Batthyány: Diese Arbeit – „Logotherapie als Persönlichkeitstheorie“3 – war, soweit ich weiß, die erste deutschsprachige Dissertation zur Logotherapie; und sie ist auch, gemeinsam mit dem „Purpose in Life-Test“ von James C. Crumbaugh und Leonard T. Maholick (1964)4, eine der von Frankl am häufigsten zitierten Arbeiten der empirischen Logotherapie.

Der historischen Vollständigkeit willen ist vielleicht noch zu erwähnen, dass Ihr Doktorvater, der damalige Ordinarius für Psychologie der Universität Wien, Giselher Guttmann – als Schüler von Hubert Rohracher ein Vertreter derjenigen, die die Psychologie als streng empirische Wissenschaftsdisziplin betrachten und zudem auch ein Pionier der Neuropsychologie –, nicht zuletzt unter dem Eindruck der von Ihnen erhobenen Daten zunehmend den Wert der Logotherapie sowohl als Persönlichkeitstheorie als auch als Psychotherapie zu erkennen begann.

Zumindest sagte mir dies Professor Guttmann knapp 30 Jahre später, als er dann wiederum als Doktorvater meine Dissertation betreute. Professor Guttmann war es auch, der vor diesem Hintergrund ihrer empirischen Glaubwürdigkeit über viele Jahre hindurch im österreichischen akademischen Diskurs immer wieder seine Stimme für die Logotherapie erhob und so maßgeblich darauf hinwirkte, dass die Logotherapie vom österreichischen Ministerium bzw. dem Psychotherapiebeirat als Richtlinienpsychotherapie anerkannt wurde und heute das psychotherapeutische Fachspezifikum des Ausbildungsinstituts für Logotherapie und Existenzanalyse (ABILE5) staatlich akkreditiert ist.

Aber um wieder den Anschluss an die Gegenwart zu finden: Ihre Forschungsarbeit wurde 1971 am Institut für Psychologie der Universität Wien eingereicht. Vor dem Hintergrund Ihrer langjährigen therapeutischen Beobachtungen, klinischen Erfahrung und Lehr- und Vortragstätigkeit seither: Ich frage mich, ob diese Prozentsätze der Werteschwerpunkte heute – immerhin knapp 50 Jahre später – ähnlich verteilt wären, wenn man diese Messung erneut durchführen würde?

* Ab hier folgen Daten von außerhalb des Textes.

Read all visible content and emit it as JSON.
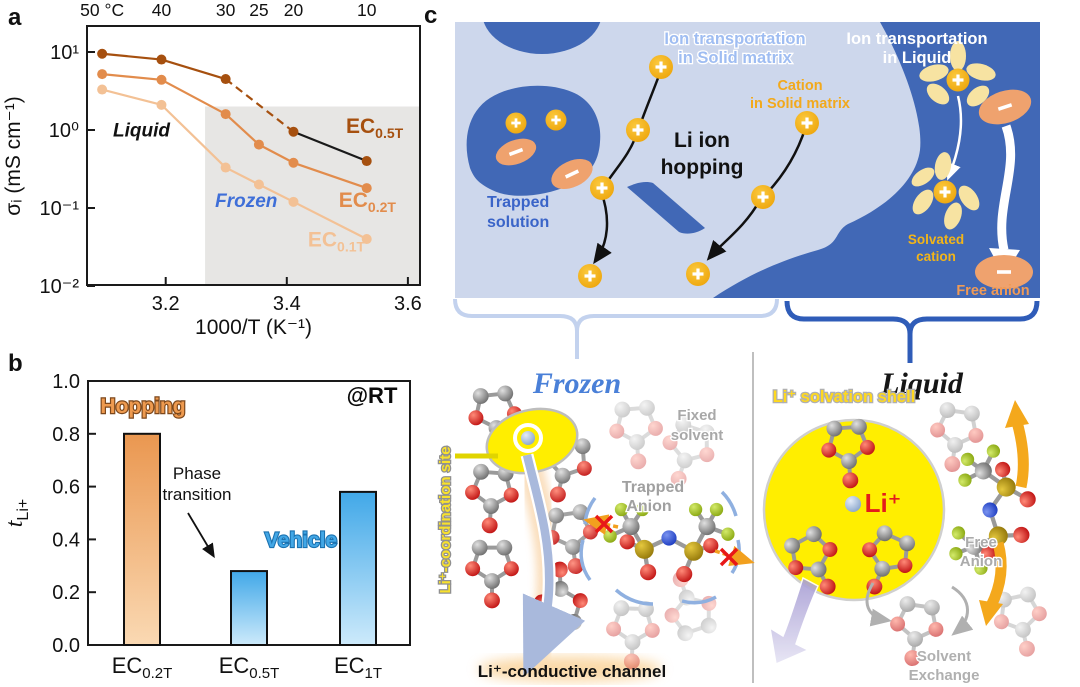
{
  "figure": {
    "panel_a_label": "a",
    "panel_b_label": "b",
    "panel_c_label": "c"
  },
  "chart_data": [
    {
      "type": "line",
      "panel": "a",
      "xlabel": "1000/T (K⁻¹)",
      "ylabel": "σᵢ (mS cm⁻¹)",
      "xlim": [
        3.07,
        3.62
      ],
      "ylog": true,
      "ylim": [
        0.01,
        21
      ],
      "grid": false,
      "x_ticks": [
        {
          "v": 3.2,
          "label": "3.2"
        },
        {
          "v": 3.4,
          "label": "3.4"
        },
        {
          "v": 3.6,
          "label": "3.6"
        }
      ],
      "y_ticks": [
        {
          "v": 10,
          "label": "10¹"
        },
        {
          "v": 1,
          "label": "10⁰"
        },
        {
          "v": 0.1,
          "label": "10⁻¹"
        },
        {
          "v": 0.01,
          "label": "10⁻²"
        }
      ],
      "top_ticks": [
        {
          "v": 3.095,
          "label": "50 °C"
        },
        {
          "v": 3.193,
          "label": "40"
        },
        {
          "v": 3.299,
          "label": "30"
        },
        {
          "v": 3.354,
          "label": "25"
        },
        {
          "v": 3.411,
          "label": "20"
        },
        {
          "v": 3.532,
          "label": "10"
        }
      ],
      "frozen_region": {
        "x_from": 3.265,
        "y_top": 2,
        "color": "#e7e6e4"
      },
      "series": [
        {
          "name": "EC",
          "sub": "0.5T",
          "color": "#a6500f",
          "x": [
            3.095,
            3.193,
            3.299,
            3.411,
            3.532
          ],
          "y": [
            9.5,
            8.0,
            4.5,
            0.95,
            0.4
          ],
          "seg_styles": [
            "solid",
            "solid",
            "dashed",
            "black"
          ],
          "label_pos": [
            3.545,
            0.92
          ]
        },
        {
          "name": "EC",
          "sub": "0.2T",
          "color": "#e28c4c",
          "x": [
            3.095,
            3.193,
            3.299,
            3.354,
            3.411,
            3.532
          ],
          "y": [
            5.2,
            4.4,
            1.6,
            0.65,
            0.38,
            0.18
          ],
          "seg_styles": [
            "solid",
            "solid",
            "solid",
            "solid",
            "solid"
          ],
          "label_pos": [
            3.533,
            0.103
          ]
        },
        {
          "name": "EC",
          "sub": "0.1T",
          "color": "#f3c195",
          "x": [
            3.095,
            3.193,
            3.299,
            3.354,
            3.411,
            3.532
          ],
          "y": [
            3.3,
            2.1,
            0.33,
            0.2,
            0.12,
            0.04
          ],
          "seg_styles": [
            "solid",
            "solid",
            "solid",
            "solid",
            "solid"
          ],
          "label_pos": [
            3.482,
            0.032
          ]
        }
      ],
      "annotations": [
        {
          "text": "Liquid",
          "x": 3.16,
          "y": 0.82,
          "color": "#111111"
        },
        {
          "text": "Frozen",
          "x": 3.333,
          "y": 0.103,
          "color": "#3f6fd8"
        }
      ]
    },
    {
      "type": "bar",
      "panel": "b",
      "ylabel_main": "t",
      "ylabel_sub": "Li+",
      "categories": [
        {
          "main": "EC",
          "sub": "0.2T"
        },
        {
          "main": "EC",
          "sub": "0.5T"
        },
        {
          "main": "EC",
          "sub": "1T"
        }
      ],
      "values": [
        0.8,
        0.28,
        0.58
      ],
      "ylim": [
        0,
        1.0
      ],
      "y_ticks": [
        0.0,
        0.2,
        0.4,
        0.6,
        0.8,
        1.0
      ],
      "bar_colors": [
        {
          "top": "#ea9750",
          "bottom": "#fad9b3"
        },
        {
          "top": "#41a8e8",
          "bottom": "#cdeafb"
        },
        {
          "top": "#41a8e8",
          "bottom": "#cdeafb"
        }
      ],
      "annotations": {
        "hopping": "Hopping",
        "vehicle": "Vehicle",
        "rt": "@RT",
        "phase_line1": "Phase",
        "phase_line2": "transition"
      }
    }
  ],
  "panel_c": {
    "schematic": {
      "solid_matrix_label_line1": "Ion transportation",
      "solid_matrix_label_line2": "in Solid matrix",
      "liquid_label_line1": "Ion transportation",
      "liquid_label_line2": "in Liquid",
      "cation_label_line1": "Cation",
      "cation_label_line2": "in Solid matrix",
      "trapped_solution_line1": "Trapped",
      "trapped_solution_line2": "solution",
      "hopping_line1": "Li ion",
      "hopping_line2": "hopping",
      "solvated_cation_line1": "Solvated",
      "solvated_cation_line2": "cation",
      "free_anion": "Free anion"
    },
    "frozen": {
      "title": "Frozen",
      "coordination_site": "Li⁺-coordination site",
      "fixed_solvent_line1": "Fixed",
      "fixed_solvent_line2": "solvent",
      "trapped_anion_line1": "Trapped",
      "trapped_anion_line2": "Anion",
      "conductive_channel": "Li⁺-conductive channel"
    },
    "liquid": {
      "title": "Liquid",
      "solvation_shell": "Li⁺ solvation shell",
      "li_ion": "Li⁺",
      "free_anion_line1": "Free",
      "free_anion_line2": "Anion",
      "solvent_exchange_line1": "Solvent",
      "solvent_exchange_line2": "Exchange"
    },
    "colors": {
      "matrix_bg": "#cdd7ec",
      "liquid_blue": "#4168b6",
      "cation_yellow": "#f3b41c",
      "anion_orange": "#efa26e",
      "highlight_yellow": "#ffee00"
    }
  }
}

Lukas: Nein, vermutlich würden die Prozentsätze heute anders aussehen. Ich vermute, dass sowohl die „Erlebniswerte“ als auch die „Einstellungswerte plus generalisierten Einstellungswerte“ unter die 25 %-Marke rutschen würden. Bei den „Erlebniswerten“ bin ich dessen nicht sicher, doch scheint mir, dass selbst überzeugte Internetfans das Surfen und Kommunizieren im Netz nicht mehr als „rein beglückendes Erlebnis“ erachten, sondern irgendwo zwischen Informationsgewinn, Zwang und Fesselung einordnen. Jedenfalls werden für sonstige beglückende Erlebnisse die Zeitfenster schmal. Für „Einstellungswerte“ angesichts von Leid dürften die schnell aufwallende Entrüstung und Wehleidigkeit verwöhnter Menschen arg groß sein. Und für „generalisierte Einstellungswerte“ fehlt vielerorts der Sensus der Dankbarkeit.